First published on 10 March 2010

(Johor Bahru High Court Suit No. MT4-22-510-2007)

In this case, the Plaintiffs and the Defendants were neighbours. The High Court had dismissed an application by the Plaintiffs who applied for an order for interlocutory injunction to restrain the Defendants from installing any CCTV cameras at the Defendants’ house which faced the Plaintiffs’ house as well as also for an order to compel the Defendants to remove their CCTV cameras that were installed facing the Plaintiffs’ house.

The Plaintiffs alleged that the act of the Defendants installing the CCTV cameras had intruded their livelihood and daily activities.
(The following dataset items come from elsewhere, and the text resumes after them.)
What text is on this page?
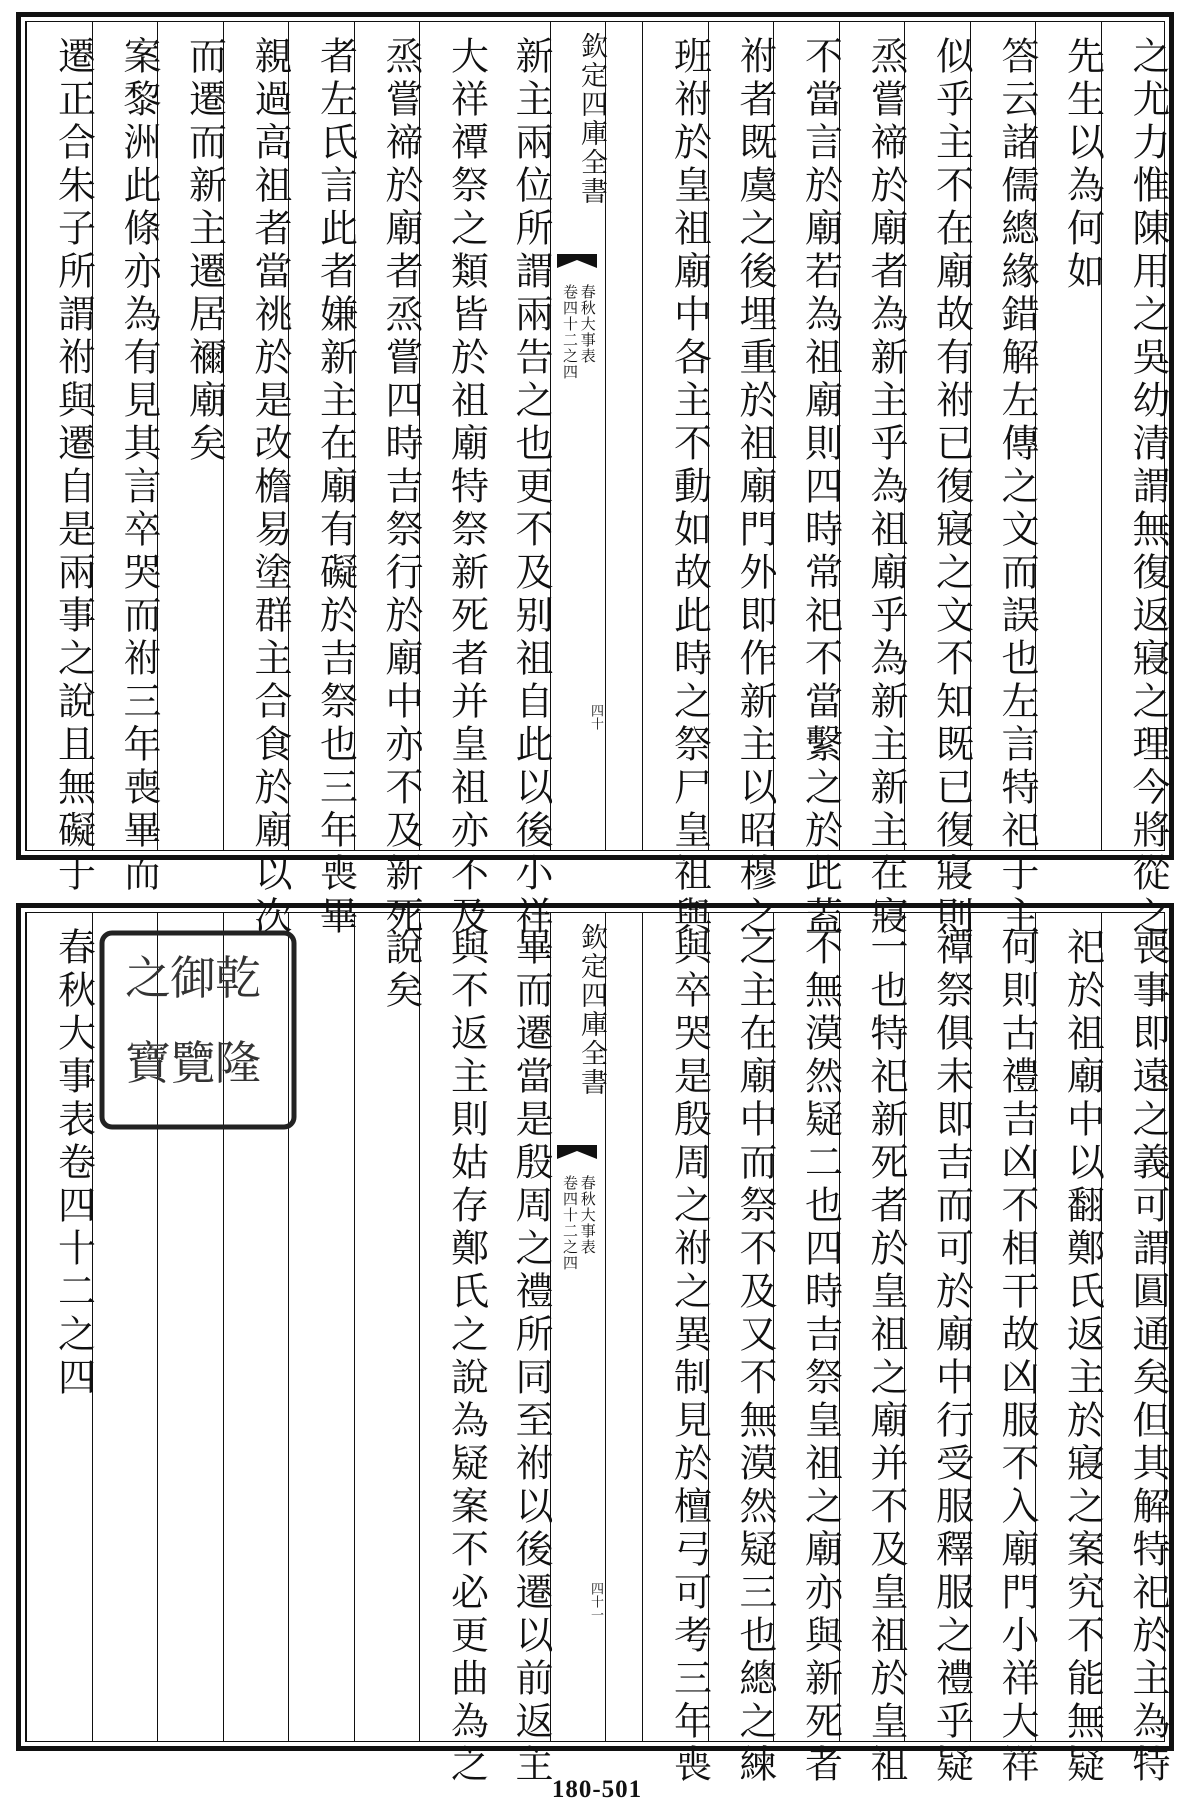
新主兩位所謂兩告之也更不及别祖自此以後小祥
大祥禫祭之類皆於祖廟特祭新死者并皇祖亦不及
烝嘗禘於廟者烝嘗四時吉祭行於廟中亦不及新死
者左氏言此者嫌新主在廟有礙於吉祭也三年喪畢
親過高祖者當祧於是改檐易塗群主合食於廟以次
而遷而新主遷居禰廟矣
案黎洲此條亦為有見其言卒哭而祔三年喪畢而
遷正合朱子所謂祔與遷自是兩事之說且無礙于	欽定四庫全書
春秋大事表
卷四十二之四
四十	之尤力惟陳用之吳幼清謂無復返寢之理今將從之
先生以為何如
答云諸儒總緣錯解左傳之文而誤也左言特祀于主
似乎主不在廟故有祔已復寢之文不知既已復寢則
烝嘗禘於廟者為新主乎為祖廟乎為新主新主在寢
不當言於廟若為祖廟則四時常祀不當繫之於此蓋
祔者既虞之後埋重於祖廟門外即作新主以昭穆之
班祔於皇祖廟中各主不動如故此時之祭尸皇祖與
畢而遷當是殷周之禮所同至祔以後遷以前返主
與不返主則姑存鄭氏之說為疑案不必更曲為之
說矣
春秋大事表卷四十二之四	欽定四庫全書
春秋大事表
卷四十二之四
四十一	喪事即遠之義可謂圓通矣但其解特祀於主為特
祀於祖廟中以翻鄭氏返主於寢之案究不能無疑
何則古禮吉凶不相干故凶服不入廟門小祥大祥
禫祭俱未即吉而可於廟中行受服釋服之禮乎疑
一也特祀新死者於皇祖之廟并不及皇祖於皇祖
不無漠然疑二也四時吉祭皇祖之廟亦與新死者
之主在廟中而祭不及又不無漠然疑三也總之練
與卒哭是殷周之祔之異制見於檀弓可考三年喪
乾
隆
御
覽
之
寶
180-501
The Defendants on the other hand alleged that the CCTV cameras were for security reasons as their house had been intruded before and also that the CCTV cameras only showed the Plaintiffs’ house as background.
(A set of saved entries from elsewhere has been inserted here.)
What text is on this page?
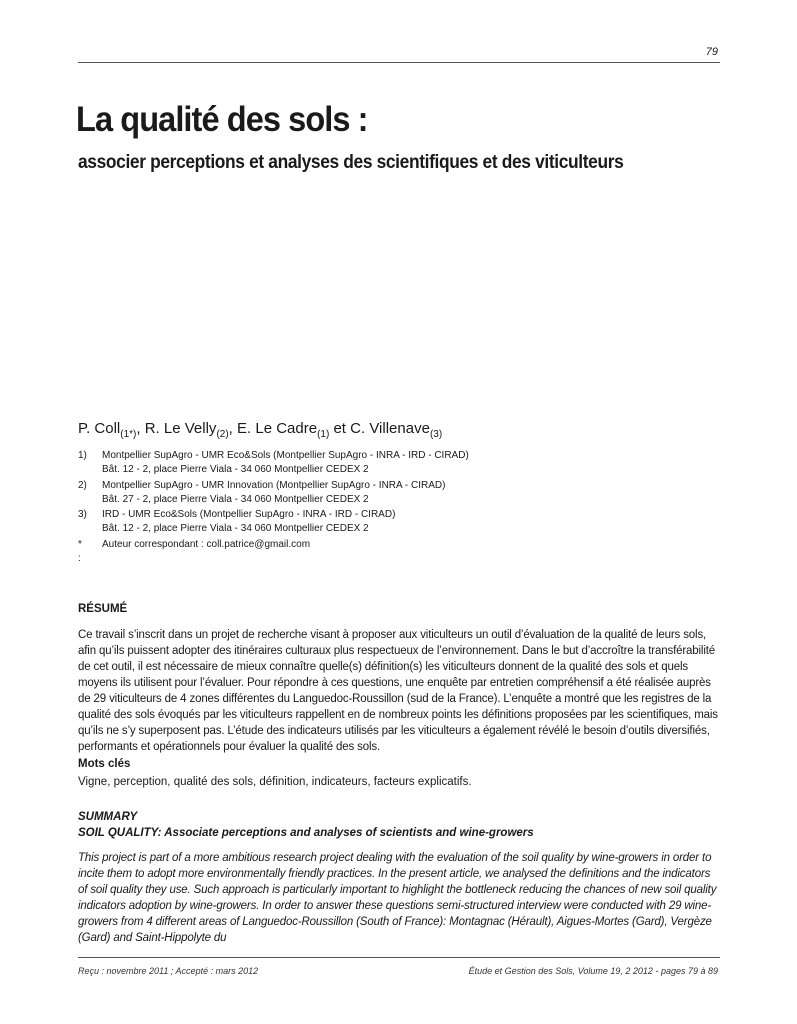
79
La qualité des sols :
associer perceptions et analyses des scientifiques et des viticulteurs
P. Coll$_{(1*)}$, R. Le Velly$_{(2)}$, E. Le Cadre$_{(1)}$ et C. Villenave$_{(3)}$
1) Montpellier SupAgro - UMR Eco&Sols (Montpellier SupAgro - INRA - IRD - CIRAD)
Bât. 12 - 2, place Pierre Viala - 34 060 Montpellier CEDEX 2
2) Montpellier SupAgro - UMR Innovation (Montpellier SupAgro - INRA - CIRAD)
Bât. 27 - 2, place Pierre Viala - 34 060 Montpellier CEDEX 2
3) IRD - UMR Eco&Sols (Montpellier SupAgro - INRA - IRD - CIRAD)
Bât. 12 - 2, place Pierre Viala - 34 060 Montpellier CEDEX 2
* :
Auteur correspondant : coll.patrice@gmail.com
RÉSUMÉ

Ce travail s’inscrit dans un projet de recherche visant à proposer aux viticulteurs un outil d’évaluation de la qualité de leurs sols, afin qu’ils puissent adopter des itinéraires culturaux plus respectueux de l’environnement. Dans le but d’accroître la transférabilité de cet outil, il est nécessaire de mieux connaître quelle(s) définition(s) les viticulteurs donnent de la qualité des sols et quels moyens ils utilisent pour l’évaluer. Pour répondre à ces questions, une enquête par entretien compréhensif a été réalisée auprès de 29 viticulteurs de 4 zones différentes du Languedoc-Roussillon (sud de la France). L’enquête a montré que les registres de la qualité des sols évoqués par les viticulteurs rappellent en de nombreux points les définitions proposées par les scientifiques, mais qu’ils ne s’y superposent pas. L’étude des indicateurs utilisés par les viticulteurs a également révélé le besoin d’outils diversifiés, performants et opérationnels pour évaluer la qualité des sols.

Mots clés

Vigne, perception, qualité des sols, définition, indicateurs, facteurs explicatifs.

SUMMARY
SOIL QUALITY: Associate perceptions and analyses of scientists and wine-growers

This project is part of a more ambitious research project dealing with the evaluation of the soil quality by wine-growers in order to incite them to adopt more environmentally friendly practices. In the present article, we analysed the definitions and the indicators of soil quality they use. Such approach is particularly important to highlight the bottleneck reducing the chances of new soil quality indicators adoption by wine-growers. In order to answer these questions semi-structured interview were conducted with 29 wine-growers from 4 different areas of Languedoc-Roussillon (South of France): Montagnac (Hérault), Aigues-Mortes (Gard), Vergèze (Gard) and Saint-Hippolyte du

Reçu : novembre 2011 ; Accepté : mars 2012	Étude et Gestion des Sols, Volume 19, 2 2012 - pages 79 à 89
The grounds given by the High Court in dismissing the Plaintiffs’ application are, among others, as follows:

(a) there is no evidence to show that the CCTV cameras intruded the livelihood and daily activities of the Plaintiffs. Further, there is no evidence in the Plaintiffs’ affidavit to show that the CCTV cameras recorded the Plaintiffs’ activities.

(b) the Defendants are entitled to install CCTV cameras for security and safety purposes.

(c) if the interlocutory injunction is granted this will bring a legal implication to the general public especially when CCTV cameras are installed at residential and commercial premises to protect the safety of the general public.

(d) there is no right of privacy in Malaysia thus the Plaintiffs do not have the right to institute an action against invasion of privacy rights.